Media release

Sent: Wednesday, 23 August 2023

1 in 4 small businesses say they are feeling the pinch from power bills

More small businesses and residents worry about resilience of electricity system to climate events

Paying power bills during the cost of living crisis is putting more pressure on the budgets of small businesses and households according to the second Sentiment Survey carried out by the Consumer Advocacy Council.

More than 1 in 4 small businesses (28%) say power bills are putting pressure on their finances, up from 1 in 5 (21%) in the December survey. Residential consumers are also worried about power bills with nearly two thirds (65%) expressing concern, up from 58% when last surveyed.

“This is another timely reminder to electricity retailers that they need to take care when reviewing power prices and be ever mindful of those customers who may be doing it tough right now,” said Consumer Advocacy Council chair Deborah Hart.

“We have repeatedly called for the Consumer Care Guidelines to become a set of enforceable rules or minimum conditions so all consumers know the service they can expect from every retailer. With affordability remaining a key concern, now more than ever, the guidelines should be mandatory.

“That means no-one experiencing hardship could be cut off without retailers doing everything possible to help them through their problems and all consumers should know they are on the best plan for their budget.”

The survey found that only 1 in 10 consumers were aware of the Consumer Care Guidelines which are overseen by the regulator, the Electricity Authority.

“Consumers should know what protections are in place for them, but clearly there is a real and disappointing information gap here, quite apart from the guidelines having no teeth and being inconsistently followed by retailers,” said Hart. “As well, few consumers are aware of how Utilities Disputes can help them settle disputes with their retailer.”

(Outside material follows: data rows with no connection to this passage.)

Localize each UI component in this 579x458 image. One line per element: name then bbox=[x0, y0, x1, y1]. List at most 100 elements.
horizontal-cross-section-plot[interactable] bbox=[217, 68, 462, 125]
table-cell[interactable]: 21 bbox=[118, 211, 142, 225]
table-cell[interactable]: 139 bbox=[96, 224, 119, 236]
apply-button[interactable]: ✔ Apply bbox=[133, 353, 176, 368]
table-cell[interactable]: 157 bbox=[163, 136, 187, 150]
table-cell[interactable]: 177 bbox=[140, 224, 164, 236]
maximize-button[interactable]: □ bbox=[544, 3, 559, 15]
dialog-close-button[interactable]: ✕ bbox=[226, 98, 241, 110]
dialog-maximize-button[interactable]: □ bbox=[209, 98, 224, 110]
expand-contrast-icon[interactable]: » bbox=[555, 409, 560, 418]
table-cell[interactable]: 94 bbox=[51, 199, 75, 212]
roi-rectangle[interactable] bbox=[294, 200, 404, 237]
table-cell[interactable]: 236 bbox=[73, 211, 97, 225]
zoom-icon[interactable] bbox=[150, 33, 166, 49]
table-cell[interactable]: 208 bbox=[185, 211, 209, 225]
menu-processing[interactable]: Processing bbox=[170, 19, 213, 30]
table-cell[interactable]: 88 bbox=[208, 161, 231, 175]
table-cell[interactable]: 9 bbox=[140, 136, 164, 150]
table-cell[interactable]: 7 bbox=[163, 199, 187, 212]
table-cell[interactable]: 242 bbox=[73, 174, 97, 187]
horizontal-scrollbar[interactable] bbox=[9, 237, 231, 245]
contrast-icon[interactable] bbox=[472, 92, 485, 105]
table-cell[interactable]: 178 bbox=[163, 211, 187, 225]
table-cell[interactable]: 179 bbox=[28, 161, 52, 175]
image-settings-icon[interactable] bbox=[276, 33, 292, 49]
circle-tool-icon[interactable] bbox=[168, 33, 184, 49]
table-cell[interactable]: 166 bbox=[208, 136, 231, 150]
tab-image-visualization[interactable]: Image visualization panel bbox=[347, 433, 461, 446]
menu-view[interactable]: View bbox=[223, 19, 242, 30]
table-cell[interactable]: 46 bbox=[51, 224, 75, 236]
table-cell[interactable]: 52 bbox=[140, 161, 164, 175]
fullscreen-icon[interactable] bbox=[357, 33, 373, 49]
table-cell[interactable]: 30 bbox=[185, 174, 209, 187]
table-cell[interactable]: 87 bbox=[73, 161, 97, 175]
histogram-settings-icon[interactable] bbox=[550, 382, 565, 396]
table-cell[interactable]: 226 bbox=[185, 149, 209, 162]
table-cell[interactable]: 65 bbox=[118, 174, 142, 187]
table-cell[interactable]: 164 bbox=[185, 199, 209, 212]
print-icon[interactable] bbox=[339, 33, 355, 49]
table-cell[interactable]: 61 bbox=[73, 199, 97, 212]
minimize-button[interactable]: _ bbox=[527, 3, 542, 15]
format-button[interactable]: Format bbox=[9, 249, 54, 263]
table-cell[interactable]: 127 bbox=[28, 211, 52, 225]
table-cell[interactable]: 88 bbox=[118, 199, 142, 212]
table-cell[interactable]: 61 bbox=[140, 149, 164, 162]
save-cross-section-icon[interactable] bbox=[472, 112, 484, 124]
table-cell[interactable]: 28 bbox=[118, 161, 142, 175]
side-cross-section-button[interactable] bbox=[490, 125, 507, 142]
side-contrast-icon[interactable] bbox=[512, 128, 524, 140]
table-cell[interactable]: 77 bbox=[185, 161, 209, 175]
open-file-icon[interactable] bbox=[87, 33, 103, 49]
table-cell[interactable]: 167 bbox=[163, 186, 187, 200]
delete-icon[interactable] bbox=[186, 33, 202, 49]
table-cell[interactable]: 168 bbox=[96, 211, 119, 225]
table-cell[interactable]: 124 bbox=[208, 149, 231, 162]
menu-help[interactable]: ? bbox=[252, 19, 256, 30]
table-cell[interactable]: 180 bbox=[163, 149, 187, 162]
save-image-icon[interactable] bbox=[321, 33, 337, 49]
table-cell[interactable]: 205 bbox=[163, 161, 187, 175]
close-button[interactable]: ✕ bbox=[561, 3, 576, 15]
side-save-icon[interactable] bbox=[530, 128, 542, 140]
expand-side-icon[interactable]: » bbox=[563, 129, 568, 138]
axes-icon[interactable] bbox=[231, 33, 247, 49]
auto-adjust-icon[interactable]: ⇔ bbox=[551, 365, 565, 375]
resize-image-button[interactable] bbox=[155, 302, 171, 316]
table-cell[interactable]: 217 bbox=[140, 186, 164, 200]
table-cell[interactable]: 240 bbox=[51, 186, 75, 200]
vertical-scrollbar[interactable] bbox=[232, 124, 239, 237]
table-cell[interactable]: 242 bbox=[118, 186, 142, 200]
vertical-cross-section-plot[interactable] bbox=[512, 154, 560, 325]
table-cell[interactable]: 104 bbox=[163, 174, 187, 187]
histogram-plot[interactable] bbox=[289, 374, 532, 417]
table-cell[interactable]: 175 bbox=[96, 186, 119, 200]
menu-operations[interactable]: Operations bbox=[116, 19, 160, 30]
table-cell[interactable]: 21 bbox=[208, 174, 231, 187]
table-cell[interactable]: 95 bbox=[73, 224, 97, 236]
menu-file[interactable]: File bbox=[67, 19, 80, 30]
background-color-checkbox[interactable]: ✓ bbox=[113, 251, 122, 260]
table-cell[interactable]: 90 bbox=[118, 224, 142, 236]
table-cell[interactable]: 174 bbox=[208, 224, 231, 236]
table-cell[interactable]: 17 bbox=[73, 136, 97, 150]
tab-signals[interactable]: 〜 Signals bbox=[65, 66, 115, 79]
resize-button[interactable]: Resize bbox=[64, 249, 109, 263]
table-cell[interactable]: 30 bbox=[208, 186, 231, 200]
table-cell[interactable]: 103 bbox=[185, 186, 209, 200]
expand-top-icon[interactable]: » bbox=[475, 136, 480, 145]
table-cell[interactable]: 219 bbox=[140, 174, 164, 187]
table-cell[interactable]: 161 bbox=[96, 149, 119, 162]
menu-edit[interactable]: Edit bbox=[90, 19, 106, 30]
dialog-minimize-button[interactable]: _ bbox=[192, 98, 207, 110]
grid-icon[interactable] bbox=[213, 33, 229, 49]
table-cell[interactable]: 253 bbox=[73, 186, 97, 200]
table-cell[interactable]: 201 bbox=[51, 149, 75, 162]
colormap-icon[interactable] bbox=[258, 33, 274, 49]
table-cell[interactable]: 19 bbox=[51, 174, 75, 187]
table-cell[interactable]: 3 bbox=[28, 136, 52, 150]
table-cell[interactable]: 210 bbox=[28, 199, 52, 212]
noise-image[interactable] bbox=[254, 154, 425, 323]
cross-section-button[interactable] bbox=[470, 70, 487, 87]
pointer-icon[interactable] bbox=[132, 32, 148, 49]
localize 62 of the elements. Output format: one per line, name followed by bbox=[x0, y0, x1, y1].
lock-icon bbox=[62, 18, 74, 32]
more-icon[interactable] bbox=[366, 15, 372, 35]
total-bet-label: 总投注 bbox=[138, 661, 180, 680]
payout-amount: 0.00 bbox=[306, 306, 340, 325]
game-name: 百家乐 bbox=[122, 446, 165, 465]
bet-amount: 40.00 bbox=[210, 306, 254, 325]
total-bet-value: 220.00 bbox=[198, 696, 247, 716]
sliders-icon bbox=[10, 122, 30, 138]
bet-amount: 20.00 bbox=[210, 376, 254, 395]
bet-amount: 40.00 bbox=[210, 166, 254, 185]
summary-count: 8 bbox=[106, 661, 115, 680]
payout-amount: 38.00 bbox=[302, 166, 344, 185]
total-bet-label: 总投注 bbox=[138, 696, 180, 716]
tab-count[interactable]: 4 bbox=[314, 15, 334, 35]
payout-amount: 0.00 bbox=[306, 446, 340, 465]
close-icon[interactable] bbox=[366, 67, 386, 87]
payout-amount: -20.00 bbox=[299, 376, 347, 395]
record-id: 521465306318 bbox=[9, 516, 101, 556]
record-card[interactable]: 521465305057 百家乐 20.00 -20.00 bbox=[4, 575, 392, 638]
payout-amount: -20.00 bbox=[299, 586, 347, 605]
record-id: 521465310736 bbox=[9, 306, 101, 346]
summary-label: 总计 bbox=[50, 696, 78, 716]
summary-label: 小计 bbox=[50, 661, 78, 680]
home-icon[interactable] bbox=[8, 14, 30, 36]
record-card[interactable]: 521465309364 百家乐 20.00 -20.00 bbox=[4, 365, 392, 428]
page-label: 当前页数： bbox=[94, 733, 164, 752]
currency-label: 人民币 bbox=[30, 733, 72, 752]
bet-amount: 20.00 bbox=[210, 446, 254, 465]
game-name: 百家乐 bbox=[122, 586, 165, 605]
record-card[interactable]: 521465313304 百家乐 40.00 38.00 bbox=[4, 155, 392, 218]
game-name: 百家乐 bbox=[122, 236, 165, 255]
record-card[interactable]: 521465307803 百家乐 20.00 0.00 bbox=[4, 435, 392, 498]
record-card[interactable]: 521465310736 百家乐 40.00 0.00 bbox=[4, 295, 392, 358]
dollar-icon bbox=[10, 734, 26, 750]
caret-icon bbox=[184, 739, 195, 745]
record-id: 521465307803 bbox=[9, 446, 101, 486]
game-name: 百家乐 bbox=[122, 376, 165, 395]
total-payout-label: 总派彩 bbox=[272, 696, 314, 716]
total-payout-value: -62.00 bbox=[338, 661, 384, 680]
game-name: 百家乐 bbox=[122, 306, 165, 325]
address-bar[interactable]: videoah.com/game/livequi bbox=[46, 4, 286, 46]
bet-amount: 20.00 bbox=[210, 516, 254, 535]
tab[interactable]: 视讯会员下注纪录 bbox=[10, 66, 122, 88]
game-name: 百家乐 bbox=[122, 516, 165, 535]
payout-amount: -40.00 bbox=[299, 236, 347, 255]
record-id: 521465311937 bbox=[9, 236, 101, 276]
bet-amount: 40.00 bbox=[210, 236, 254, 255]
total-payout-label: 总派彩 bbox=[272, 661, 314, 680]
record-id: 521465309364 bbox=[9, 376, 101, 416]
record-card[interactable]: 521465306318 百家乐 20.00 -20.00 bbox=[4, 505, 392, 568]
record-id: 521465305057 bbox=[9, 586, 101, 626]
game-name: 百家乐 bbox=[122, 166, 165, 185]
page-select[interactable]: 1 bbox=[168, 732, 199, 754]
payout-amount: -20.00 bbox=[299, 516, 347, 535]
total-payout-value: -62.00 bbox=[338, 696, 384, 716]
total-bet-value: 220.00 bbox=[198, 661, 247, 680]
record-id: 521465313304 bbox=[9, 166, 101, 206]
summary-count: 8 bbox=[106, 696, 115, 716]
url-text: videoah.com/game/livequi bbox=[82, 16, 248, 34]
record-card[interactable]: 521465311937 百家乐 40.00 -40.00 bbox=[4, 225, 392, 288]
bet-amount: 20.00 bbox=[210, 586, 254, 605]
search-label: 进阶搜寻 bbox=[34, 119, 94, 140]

Kantar Public surveyed 1000 residential consumers and 500 small businesses (fewer than 20 employees) from 7 to 27 June 2023. The last survey was undertaken over November and December 2022.

“Our second Sentiment Survey also shows consumers are getting more worried about the network’s ability to withstand extreme climate events which we know from Cyclone Gabrielle and Auckland’s floods are becoming more frequent.”

Nearly two thirds (65%) of residential consumers worry about the resilience of the system, up from 57% in 2022. More than two thirds (68%) of small businesses expressed doubts about the system’s resilience, up from 59% in 2022.

“This reinforces the need for the electricity sector to build confidence among consumers that when bad weather strikes, their network will be able to cope, or at least be able to be restored as quickly as possible,” said Hart.

Summary of key findings

Affordability – the cost of electricity putting pressure on budgets:

  • 65% of consumers are concerned, up from 58% in December
  • 28% of small businesses, up from 21% in December.

Resilience of network to climate events:

  • 65% of consumers are worried the electricity system will not be resilient to extreme weather events resulting in frequent electricity outages, up from 57% in December
  • 68% of small businesses share this concern, up from 59% in December.

Awareness of how to resolve disputes:

  • Awareness of Utilities Disputes, the complaints resolution scheme for the industry, remains low: just 15% of residential consumers and 17% of small businesses said they would contact Utilities Disputes if they couldn’t resolve a complaint with their retailer.


  • Satisfaction with power companies remains static, though there’s been a drop in the proportion of residential consumers who are “very satisfied” (17% v 21%)
  • Satisfaction is lower among Māori, Pacific peoples and those aged 30-39.

Switching behaviour:

  • More residential consumers feel confident to make choices about which retailer to use (65% compared with 58% in 2022), and switching is up year-on-year. But Electricity Authority data shows the number of people switching retailers has dropped over the past five years: in July 2018, 404,975 switches were recorded; at the end of July 2023, switches were down to 361,819.


The Council first commissioned Kantar Public in 2022 to conduct research with households and small businesses in order to:

  • gather information to provide a baseline for future research
  • understand small consumers’ views regarding electricity in New Zealand
  • create a high quality and robust survey which can be used to build understanding year on year and inform the Council’s work.